Wednesday, 8 June 2016

The Truth about the Indian Mutiny of 1857

Many people, such as Savarkar, have called the Mutiny of 1857 as the First Indian War of Independence

 I disagree.

 In my opinion the Mutiny was only an act of some disgruntled Indian soldiers, who joined hands with some feudal rulers of India, many of whom had been frightened by Lord Dalhousie's doctrine of lapse and other indications that their principalities may be annexed by the British. Some like Nana Saheb, who had been pensioned off to Bithoor, wanted to regain their kingdoms.

In May 1857 the mutineers from Meerut marched to Delhi, captured the fort and practically made the last Mughal Emperor their captive, insulting and jeering at him, while ostensibly proclaiming him Emperor of Hindustan. They looted the shops of Delhi  and committed many acts of rape and abduction, behaving like vagabonds ( see Ghalib's letters to his friends in this connection ).

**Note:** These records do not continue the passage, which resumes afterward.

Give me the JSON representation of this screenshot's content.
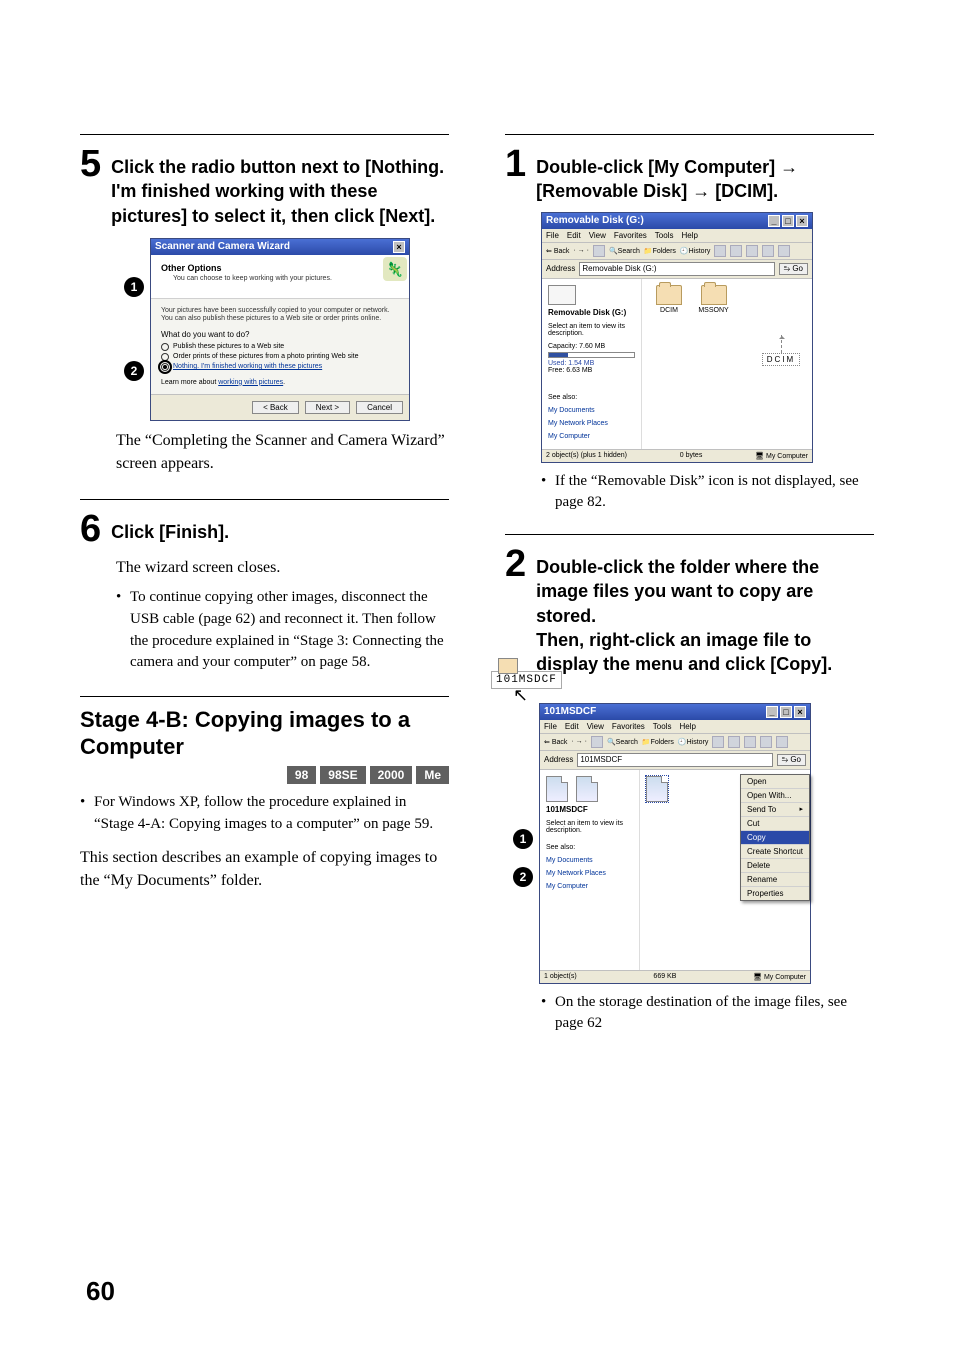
{
  "page_number": "60",
  "left": {
    "step5": {
      "num": "5",
      "text": "Click the radio button next to [Nothing. I'm finished working with these pictures] to select it, then click [Next].",
      "after": "The “Completing the Scanner and Camera Wizard” screen appears."
    },
    "step6": {
      "num": "6",
      "text": "Click [Finish].",
      "after": "The wizard screen closes.",
      "bullet": "To continue copying other images, disconnect the USB cable (page 62) and reconnect it. Then follow the procedure explained in “Stage 3: Connecting the camera and your computer” on page 58."
    },
    "stage": {
      "title": "Stage 4-B: Copying images to a Computer",
      "os": [
        "98",
        "98SE",
        "2000",
        "Me"
      ],
      "bullet": "For Windows XP, follow the procedure explained in “Stage 4-A: Copying images to a computer” on page 59.",
      "body": "This section describes an example of copying images to the “My Documents” folder."
    },
    "callouts": [
      "1",
      "2"
    ]
  },
  "right": {
    "step1": {
      "num": "1",
      "text": "Double-click [My Computer] → [Removable Disk] → [DCIM].",
      "bullet": "If the “Removable Disk” icon is not displayed, see page 82."
    },
    "step2": {
      "num": "2",
      "text": "Double-click the folder where the image files you want to copy are stored.\nThen, right-click an image file to display the menu and click [Copy].",
      "bullet": "On the storage destination of the image files, see page 62"
    },
    "callouts": [
      "1",
      "2"
    ]
  },
  "wizard": {
    "title": "Scanner and Camera Wizard",
    "close": "×",
    "head": "Other Options",
    "sub": "You can choose to keep working with your pictures.",
    "info": "Your pictures have been successfully copied to your computer or network. You can also publish these pictures to a Web site or order prints online.",
    "q": "What do you want to do?",
    "opt1": "Publish these pictures to a Web site",
    "opt2": "Order prints of these pictures from a photo printing Web site",
    "opt3": "Nothing. I'm finished working with these pictures",
    "learn": "Learn more about ",
    "learn_link": "working with pictures",
    "btn_back": "< Back",
    "btn_next": "Next >",
    "btn_cancel": "Cancel"
  },
  "explorer1": {
    "title": "Removable Disk (G:)",
    "menus": [
      "File",
      "Edit",
      "View",
      "Favorites",
      "Tools",
      "Help"
    ],
    "toolbar": {
      "back": "Back",
      "search": "Search",
      "folders": "Folders",
      "history": "History"
    },
    "address_label": "Address",
    "address_value": "Removable Disk (G:)",
    "go": "Go",
    "left_title": "Removable Disk (G:)",
    "select_hint": "Select an item to view its description.",
    "capacity_label": "Capacity: 7.60 MB",
    "used_label": "Used: 1.54 MB",
    "free_label": "Free: 6.63 MB",
    "see_also": "See also:",
    "links": [
      "My Documents",
      "My Network Places",
      "My Computer"
    ],
    "folders": [
      "DCIM",
      "MSSONY"
    ],
    "dcim_label": "DCIM",
    "status_left": "2 object(s) (plus 1 hidden)",
    "status_mid": "0 bytes",
    "status_right": "My Computer"
  },
  "explorer2": {
    "title": "101MSDCF",
    "menus": [
      "File",
      "Edit",
      "View",
      "Favorites",
      "Tools",
      "Help"
    ],
    "toolbar": {
      "back": "Back",
      "search": "Search",
      "folders": "Folders",
      "history": "History"
    },
    "address_label": "Address",
    "address_value": "101MSDCF",
    "go": "Go",
    "left_title": "101MSDCF",
    "select_hint": "Select an item to view its description.",
    "see_also": "See also:",
    "links": [
      "My Documents",
      "My Network Places",
      "My Computer"
    ],
    "folder_label": "101MSDCF",
    "ctx": {
      "open": "Open",
      "openwith": "Open With...",
      "sendto": "Send To",
      "cut": "Cut",
      "copy": "Copy",
      "shortcut": "Create Shortcut",
      "delete": "Delete",
      "rename": "Rename",
      "properties": "Properties"
    },
    "status_left": "1 object(s)",
    "status_mid": "669 KB",
    "status_right": "My Computer"
  }
}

The Mutiny did not spread to south India, the Bombay Province, Bengal, etc. Many regions, e.g. the Punjab and Nepal, and many rulers e.g. of Gwalior, actively collaborated with the British.
The Rani of Jhansi had been pensioned off by the British authorities in March 1854 after the death of her husband, under the doctrine of lapse. Initially she wanted to side with the British, as her letters to the Commissioner of Saugor Division, Major Erskine and other British authorities indicate, hoping that thereby she may get back her throne, but when she realized by the British negative response that she could not, and Jhansi would remain annexed under the doctrine of lapse, rebelled, and indeed put up a gallant fight.